Rep. Scott Taylor (R-Virginia) hopes to win re-election to his federal post, yet his campaign is now being investigated for possibly helping one of his opponents get onto the ballot using dubious methods.

That’s because that independent candidate would likely draw voters away from his other, more viable Democratic opponent, Elaine Luria, in a three-way general election campaign.

Four of Taylor's paid campaign staffers gathered signatures for Shaun Brown, a former Democrat who is trying to get on the November ballot as an independent. However, some of the names that they gathered are curious, to say the least, as signees who don’t live in the district anymore (let alone, some who don't live at all) somehow put their names on the petition.

Eileen Eady moved from the 2nd Congressional District of Virginia to Las Vegas years ago. She’s been registered to vote since 2014 in the state of Nevada. But her name showed up on Brown’s petition.

"I definitely didn’t sign anything and I definitely didn’t give permission for anybody to sign anything,” Eady said. ‘I was shocked because not only do I no longer live in Virginia Beach, but I’ve been voting here in Nevada since 2014. I’ve voted in three elections here.”

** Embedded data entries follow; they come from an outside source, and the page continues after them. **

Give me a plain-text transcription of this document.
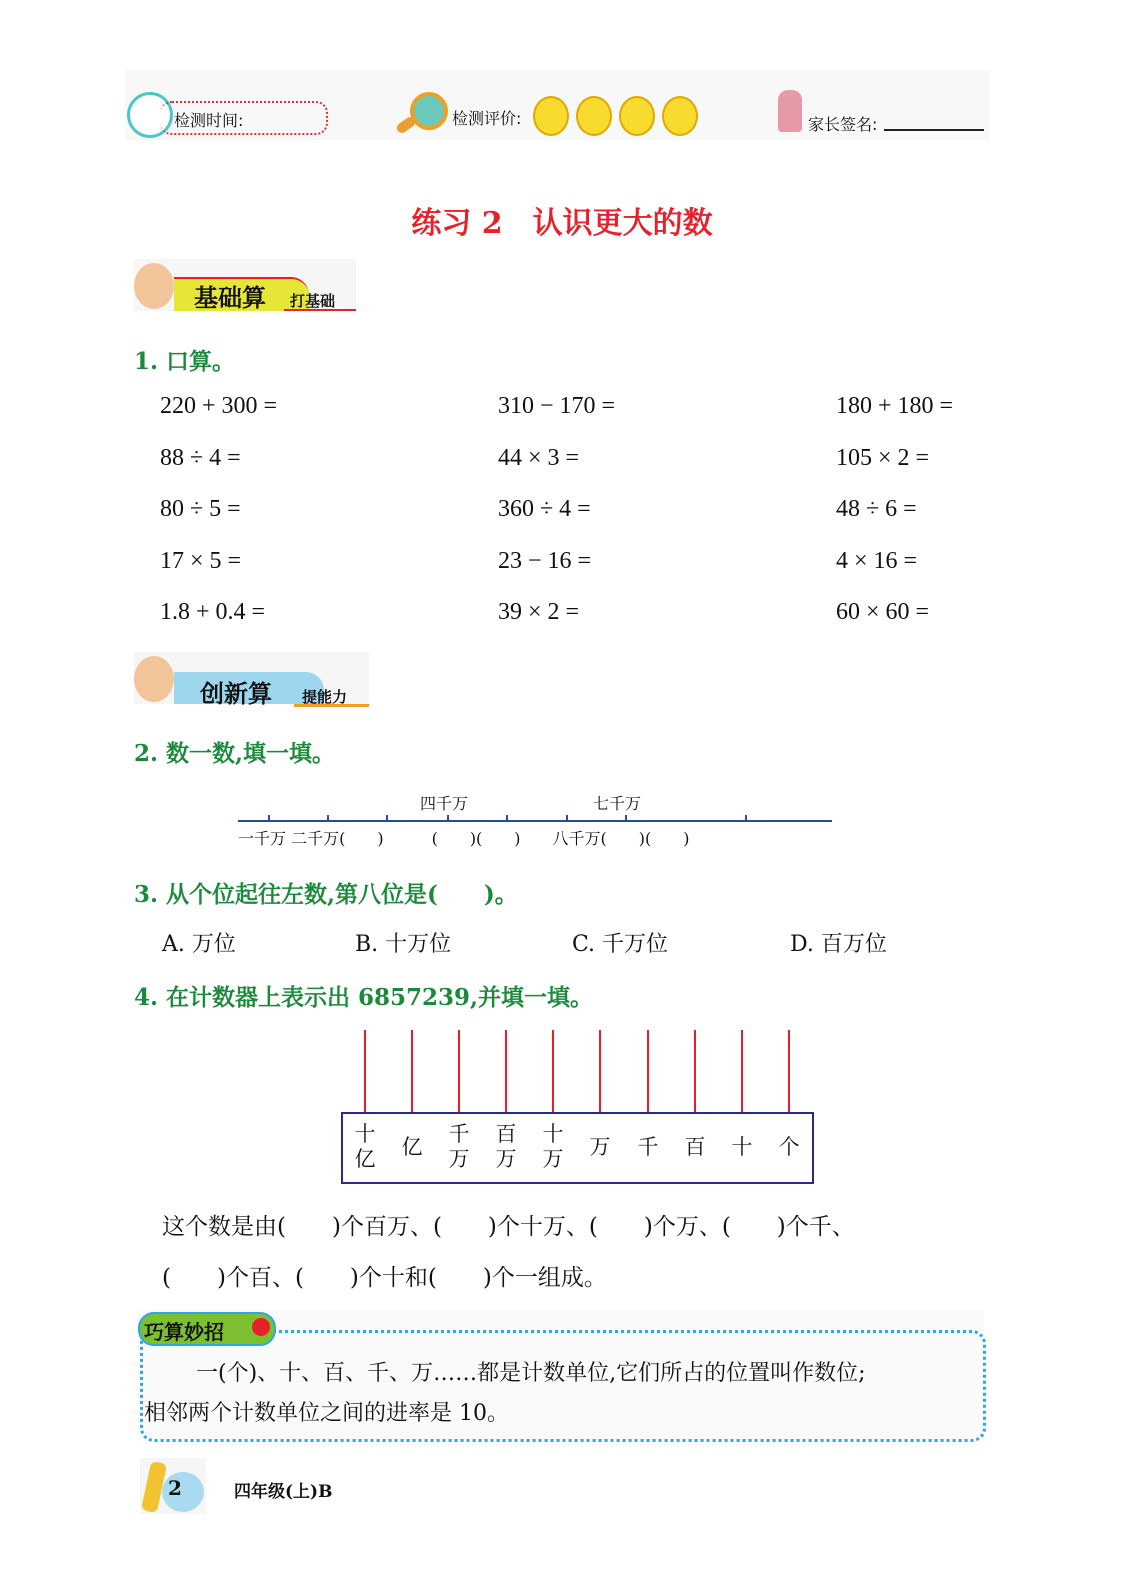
检测时间:	检测评价:	家长签名:
练习 2　认识更大的数
基础算 打基础
1. 口算。
220 + 300 =	310 − 170 =	180 + 180 =
88 ÷ 4 =	44 × 3 =	105 × 2 =
80 ÷ 5 =	360 ÷ 4 =	48 ÷ 6 =
17 × 5 =	23 − 16 =	4 × 16 =
1.8 + 0.4 =	39 × 2 =	60 × 60 =
创新算 提能力
2. 数一数,填一填。
四千万	七千万
一千万 二千万(　　)　　　(　　)(　　)　　八千万(　　)(　　)
3. 从个位起往左数,第八位是(　　)。
A. 万位	B. 十万位	C. 千万位	D. 百万位
4. 在计数器上表示出 6857239,并填一填。
十亿 亿
千万
百万
十万 万 千 百 十 个
这个数是由(　　)个百万、(　　)个十万、(　　)个万、(　　)个千、
(　　)个百、(　　)个十和(　　)个一组成。
巧算妙招
一(个)、十、百、千、万……都是计数单位,它们所占的位置叫作数位;
相邻两个计数单位之间的进率是 10。
2	四年级(上)B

Another signature is even more disturbing. A man named R. Stuart Cake allegedly signed the nomination petition for Brown on June 9, just days before the deadline to turn in signatures. There’s just one problem: Stuart Cake died earlier this year, in April, months before his signature was obtained.

His widow, Elizabeth Cake, is understandably not happy about the matter. “There’s no way that could have been signed by him at any time,” she said in a radio interview.

Taylor has denied knowing about the effort to put names on the nomination papers that shouldn't belong there, insisting that it's impossible to know that individuals who are signing them are being truthful. "You have no idea when you’re collecting signatures who’s signing," he said. "So who knows.

But for someone who is worried about our nation's elections integrity, you'd think he'd take more responsibility for his campaign's actions. This is a candidate who, after all, vociferously insisted (without providing evidence) that voter fraud was a real problem in this country. Having now been caught with fake names on a petition to help another candidate get on the ballot, in turn helping his own reelection prospects, Scott’s statements from the past reek of hypocrisy today.

It is downright disgusting to use the names of dead individuals to win an election. Taylor denies knowledge or involvement in the actions of his staffers, but ultimately the buck stops with him. It is he who must be held responsible for his own campaign's actions.